General Design Principles - High Performance Computing Lens

General Design Principles

In traditional computing environments, architectural decisions are often implemented as static, one-time events, sometimes with no major software or hardware upgrades during a computing system’s lifetime. As a project and its context evolve, these initial decisions may hinder the system’s ability to meet changing business requirements.

It’s different in the cloud. A cloud infrastructure can grow as the project grows, allowing for a continuously optimized capability. In the cloud, the capability to automate and test on demand lowers the risk of impact from infrastructure design changes. This allows systems to evolve over time so that projects can take advantage of innovations as a standard practice.

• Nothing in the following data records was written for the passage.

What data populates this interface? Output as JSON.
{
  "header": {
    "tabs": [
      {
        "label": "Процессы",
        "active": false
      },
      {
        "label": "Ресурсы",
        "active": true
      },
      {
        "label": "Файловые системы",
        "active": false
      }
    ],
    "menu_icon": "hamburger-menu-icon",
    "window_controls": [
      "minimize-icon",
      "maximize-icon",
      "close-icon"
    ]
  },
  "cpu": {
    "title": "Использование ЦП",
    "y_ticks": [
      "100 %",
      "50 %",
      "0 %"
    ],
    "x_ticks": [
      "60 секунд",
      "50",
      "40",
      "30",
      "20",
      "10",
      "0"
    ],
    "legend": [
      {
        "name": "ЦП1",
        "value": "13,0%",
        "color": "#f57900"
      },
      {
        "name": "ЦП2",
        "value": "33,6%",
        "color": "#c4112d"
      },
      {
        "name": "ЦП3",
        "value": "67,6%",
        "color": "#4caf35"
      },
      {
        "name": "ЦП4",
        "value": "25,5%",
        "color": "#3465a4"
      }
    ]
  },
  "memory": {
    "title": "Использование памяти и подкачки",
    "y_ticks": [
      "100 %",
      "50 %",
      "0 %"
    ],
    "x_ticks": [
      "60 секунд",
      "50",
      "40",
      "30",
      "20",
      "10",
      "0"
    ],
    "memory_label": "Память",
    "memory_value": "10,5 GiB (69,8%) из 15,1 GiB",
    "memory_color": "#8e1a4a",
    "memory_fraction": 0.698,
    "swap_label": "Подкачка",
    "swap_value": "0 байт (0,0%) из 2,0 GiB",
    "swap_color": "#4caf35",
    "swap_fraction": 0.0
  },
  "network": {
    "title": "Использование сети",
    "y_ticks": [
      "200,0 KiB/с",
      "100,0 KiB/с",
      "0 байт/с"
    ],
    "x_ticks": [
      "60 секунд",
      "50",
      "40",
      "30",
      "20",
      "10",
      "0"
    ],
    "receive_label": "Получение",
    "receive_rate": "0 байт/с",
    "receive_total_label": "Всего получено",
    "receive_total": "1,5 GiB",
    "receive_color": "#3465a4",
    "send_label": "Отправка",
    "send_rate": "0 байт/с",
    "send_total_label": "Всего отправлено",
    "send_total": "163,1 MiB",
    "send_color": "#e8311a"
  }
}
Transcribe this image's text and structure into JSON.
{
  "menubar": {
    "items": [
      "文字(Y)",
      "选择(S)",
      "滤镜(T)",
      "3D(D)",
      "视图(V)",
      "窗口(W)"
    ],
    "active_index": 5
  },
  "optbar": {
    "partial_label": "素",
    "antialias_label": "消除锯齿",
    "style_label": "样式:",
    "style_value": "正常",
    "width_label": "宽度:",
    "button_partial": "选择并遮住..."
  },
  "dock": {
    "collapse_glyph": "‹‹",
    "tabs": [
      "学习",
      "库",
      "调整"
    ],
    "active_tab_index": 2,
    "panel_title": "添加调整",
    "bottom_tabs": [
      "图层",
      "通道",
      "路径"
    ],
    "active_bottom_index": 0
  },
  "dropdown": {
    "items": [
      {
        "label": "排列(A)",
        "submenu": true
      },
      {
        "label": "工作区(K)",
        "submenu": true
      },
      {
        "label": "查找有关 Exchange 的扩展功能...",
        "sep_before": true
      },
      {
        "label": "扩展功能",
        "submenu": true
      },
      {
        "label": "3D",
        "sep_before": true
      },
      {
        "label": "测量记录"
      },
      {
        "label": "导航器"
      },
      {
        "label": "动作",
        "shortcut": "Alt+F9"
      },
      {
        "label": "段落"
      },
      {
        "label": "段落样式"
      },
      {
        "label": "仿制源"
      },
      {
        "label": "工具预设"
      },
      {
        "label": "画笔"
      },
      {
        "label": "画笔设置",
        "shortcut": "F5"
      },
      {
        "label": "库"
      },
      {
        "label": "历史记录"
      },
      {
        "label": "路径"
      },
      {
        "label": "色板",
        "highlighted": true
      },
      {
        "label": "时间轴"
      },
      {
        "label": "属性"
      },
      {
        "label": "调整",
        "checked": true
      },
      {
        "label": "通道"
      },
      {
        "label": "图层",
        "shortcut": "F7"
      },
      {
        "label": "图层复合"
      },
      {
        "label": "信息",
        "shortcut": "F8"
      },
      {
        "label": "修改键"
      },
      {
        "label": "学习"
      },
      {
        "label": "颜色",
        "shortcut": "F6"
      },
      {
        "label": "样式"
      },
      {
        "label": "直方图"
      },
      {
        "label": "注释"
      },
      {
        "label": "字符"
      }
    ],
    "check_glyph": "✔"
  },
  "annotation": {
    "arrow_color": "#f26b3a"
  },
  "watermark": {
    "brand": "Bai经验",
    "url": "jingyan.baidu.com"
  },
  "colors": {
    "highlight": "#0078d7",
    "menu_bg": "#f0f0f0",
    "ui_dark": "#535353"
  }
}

The Well-Architected Framework proposes a set of general design principles to facilitate good design in the cloud with high-performance computing:

  • Dynamic architectures: Avoid frozen, static architectures and cost estimates that use a steady-state model. Your architecture must be dynamic: growing and shrinking to match your demands for HPC over time. Match your architecture design and cost analysis explicitly to the natural cycles of HPC activity. For example, a period of intense simulation efforts might be followed by a reduction in demand as the work moves from the design phase to the lab. Or, a long and steady data accumulation phase might be followed by a large-scale analysis and data reduction phase. Unlike many traditional supercomputing centers, the AWS Cloud helps you avoid long queues, lengthy quota applications, and restrictions on customization and software installation. Many HPC endeavors are intrinsically bursty and well-matched to the cloud paradigms of elasticity and pay-as-you-go. The elasticity and pay-as-you-go model of AWS eliminates the painful choice between oversubscribed systems (waiting in queues) or idle systems (wasted money). Environments, such as compute clusters, can be “right-sized” for a given need at any given time.

  • Align the procurement model to the workload: AWS makes a range of compute procurement models available for the various HPC usage patterns. Selecting the correct model ensure that you are only paying for what you need. For example, a research institute might run the same weather forecast application in different ways:

    • An academic research project investigates the role of a weather variable with a large number of parameter sweeps and ensembles. These simulations are not urgent, and cost is a primary concern. They are a great match for Amazon EC2 Spot Instances. Spot Instances let you take advantage of Amazon EC2 unused capacity and are available at up to a 90% discount compared to On-Demand prices.

    • During the wildfire season, up-to-the-minute local wind forecasts ensure the safety of firefighters. Every minute of delay in the simulations decreases their chance of safe evacuation. On-Demand Instances must be used for these simulations to allow for the bursting of analyses and ensure that results are obtained without interruption.

    • Every morning, weather forecasts are run for television broadcasts in the afternoon. Scheduled Reserved Instances can be used to make sure that the needed capacity is available every day at the right time. Use of this pricing model provides a discount compared with On-Demand Instances.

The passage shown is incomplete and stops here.